A security company has found an Amazon server that was stuffed with thousands of pieces of personal information about military types with little or no protection on it.
The security company is called UpGuard, and it says that it found the collection of resumes and applications for a position at a place called TigerSwan. TigerSwan told UpGuard that these resumes included some from people applying for top secret jobs, which makes their storing on an unsecured cloud-based server sound a bit odd.
"The UpGuard Cyber Risk Team can now disclose that a publicly accessible cloud-based data repository of resumes and applications for employment submitted for positions with TigerSwan, a North Carolina-based private security firm, were exposed to the public internet, revealing the sensitive personal details of thousands of job applicants, including hundreds claiming 'Top Secret' US government security clearances," explained the security firm.
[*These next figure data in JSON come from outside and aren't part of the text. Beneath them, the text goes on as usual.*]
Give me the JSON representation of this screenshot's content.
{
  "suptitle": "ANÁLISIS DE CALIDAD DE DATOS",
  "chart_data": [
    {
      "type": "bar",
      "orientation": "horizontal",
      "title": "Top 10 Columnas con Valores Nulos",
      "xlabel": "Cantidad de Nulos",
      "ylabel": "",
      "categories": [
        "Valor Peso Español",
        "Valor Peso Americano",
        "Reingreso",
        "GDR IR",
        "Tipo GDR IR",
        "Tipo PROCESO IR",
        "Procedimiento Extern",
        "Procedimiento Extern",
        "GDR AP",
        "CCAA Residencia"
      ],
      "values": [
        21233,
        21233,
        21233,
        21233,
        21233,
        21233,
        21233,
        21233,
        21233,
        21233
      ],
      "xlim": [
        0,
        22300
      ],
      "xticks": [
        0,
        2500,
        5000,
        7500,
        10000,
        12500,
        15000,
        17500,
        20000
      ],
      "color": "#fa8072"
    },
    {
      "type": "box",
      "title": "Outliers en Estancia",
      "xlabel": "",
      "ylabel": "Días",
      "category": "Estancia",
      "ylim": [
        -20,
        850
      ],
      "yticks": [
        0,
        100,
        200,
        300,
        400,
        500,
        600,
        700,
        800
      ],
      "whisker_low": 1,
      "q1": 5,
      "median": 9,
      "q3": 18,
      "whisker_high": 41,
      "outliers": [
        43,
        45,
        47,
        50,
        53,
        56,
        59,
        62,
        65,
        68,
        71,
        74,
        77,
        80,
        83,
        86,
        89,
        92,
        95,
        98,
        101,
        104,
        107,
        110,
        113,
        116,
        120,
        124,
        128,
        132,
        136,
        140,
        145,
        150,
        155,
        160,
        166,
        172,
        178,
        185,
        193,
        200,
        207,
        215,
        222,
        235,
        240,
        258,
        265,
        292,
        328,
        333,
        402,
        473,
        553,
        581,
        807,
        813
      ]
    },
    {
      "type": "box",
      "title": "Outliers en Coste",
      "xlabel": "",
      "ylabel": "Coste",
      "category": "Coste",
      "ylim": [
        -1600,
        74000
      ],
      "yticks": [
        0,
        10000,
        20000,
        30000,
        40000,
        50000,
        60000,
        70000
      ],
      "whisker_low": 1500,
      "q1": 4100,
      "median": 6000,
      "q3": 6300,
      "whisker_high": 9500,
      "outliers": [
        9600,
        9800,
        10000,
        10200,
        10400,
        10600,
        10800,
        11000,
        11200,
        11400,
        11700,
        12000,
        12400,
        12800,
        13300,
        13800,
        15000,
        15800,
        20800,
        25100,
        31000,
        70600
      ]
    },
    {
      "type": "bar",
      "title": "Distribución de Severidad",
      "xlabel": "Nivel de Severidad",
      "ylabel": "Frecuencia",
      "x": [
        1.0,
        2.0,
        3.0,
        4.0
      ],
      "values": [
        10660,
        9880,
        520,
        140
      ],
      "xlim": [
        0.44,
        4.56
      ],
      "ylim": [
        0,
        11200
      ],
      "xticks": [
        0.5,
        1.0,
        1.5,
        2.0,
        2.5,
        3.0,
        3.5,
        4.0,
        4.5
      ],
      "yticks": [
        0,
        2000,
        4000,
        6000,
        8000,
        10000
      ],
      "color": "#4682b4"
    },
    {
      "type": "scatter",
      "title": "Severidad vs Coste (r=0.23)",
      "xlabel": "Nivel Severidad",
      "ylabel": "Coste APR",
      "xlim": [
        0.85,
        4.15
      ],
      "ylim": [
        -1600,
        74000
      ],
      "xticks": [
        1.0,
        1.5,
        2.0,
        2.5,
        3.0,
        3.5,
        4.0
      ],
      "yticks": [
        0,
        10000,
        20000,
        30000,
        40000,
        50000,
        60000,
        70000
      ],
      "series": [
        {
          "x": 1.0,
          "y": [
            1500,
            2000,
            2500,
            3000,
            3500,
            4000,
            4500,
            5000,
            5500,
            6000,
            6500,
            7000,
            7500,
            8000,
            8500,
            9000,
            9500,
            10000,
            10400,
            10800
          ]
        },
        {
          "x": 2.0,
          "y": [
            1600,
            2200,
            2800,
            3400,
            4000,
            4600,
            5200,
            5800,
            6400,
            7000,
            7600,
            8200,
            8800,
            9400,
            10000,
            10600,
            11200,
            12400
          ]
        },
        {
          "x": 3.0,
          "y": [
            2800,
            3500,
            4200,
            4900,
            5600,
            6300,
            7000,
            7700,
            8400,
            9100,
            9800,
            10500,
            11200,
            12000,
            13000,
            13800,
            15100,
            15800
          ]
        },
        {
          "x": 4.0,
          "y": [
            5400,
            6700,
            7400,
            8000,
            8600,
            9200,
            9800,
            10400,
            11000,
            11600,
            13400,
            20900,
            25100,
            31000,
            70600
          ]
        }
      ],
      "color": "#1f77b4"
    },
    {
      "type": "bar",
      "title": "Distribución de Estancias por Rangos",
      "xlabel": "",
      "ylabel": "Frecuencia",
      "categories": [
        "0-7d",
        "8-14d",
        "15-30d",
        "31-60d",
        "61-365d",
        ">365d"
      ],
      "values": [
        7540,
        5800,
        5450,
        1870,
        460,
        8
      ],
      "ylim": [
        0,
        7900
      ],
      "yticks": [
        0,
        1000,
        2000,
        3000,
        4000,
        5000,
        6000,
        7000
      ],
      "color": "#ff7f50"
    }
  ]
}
"TigerSwan has recently told UpGuard that the resumes were left unsecured by a recruiting vendor that TigerSwan terminated in February 2017. If that vendor was responsible for storing the resumes on an unsecured cloud repository, the incident again underscores the importance of qualifying the security practices of vendors who are handling sensitive information." UpGuard said that the data most certainly belongs to veterans, while the TigerSwan outfit passed the buck onto another party.
"TigerSwan subsequently told UpGuard that the files were left unsecured by a former recruiting vendor. Within the repository, publicly accessible to any internet user accessing the S3 bucket's URL, is a folder titled 'Resumes,' last backed up or uploaded in February 2017. Inside this 'Resumes' folder are 9,402 documents, in varying file formats and with no naming conventions employed for the file names," said that firm.
"While this lack of uniformity perhaps indicates the documents were unchanged since being submitted by a large pool of applicants, the file names and contents leave no question as to the nature of the data— resumes and application forms submitted for positions with TigerSwan." TigerSwan said that it is rather sorry about this thing and that it has fixed the breach and told potentially affected people about the problem.
"We take information security very seriously, especially in this instance, because a majority of the resume files were from veterans. As a Service-Disabled, Veteran-Owned Small Business, we find the potential exposure of their resumes inexcusable," said Jim Reese, TigerSwan CEO. "To our colleagues and fellow veterans, we apologise. The situation is rectified and we have initiated steps to inform the individuals affected by this breach."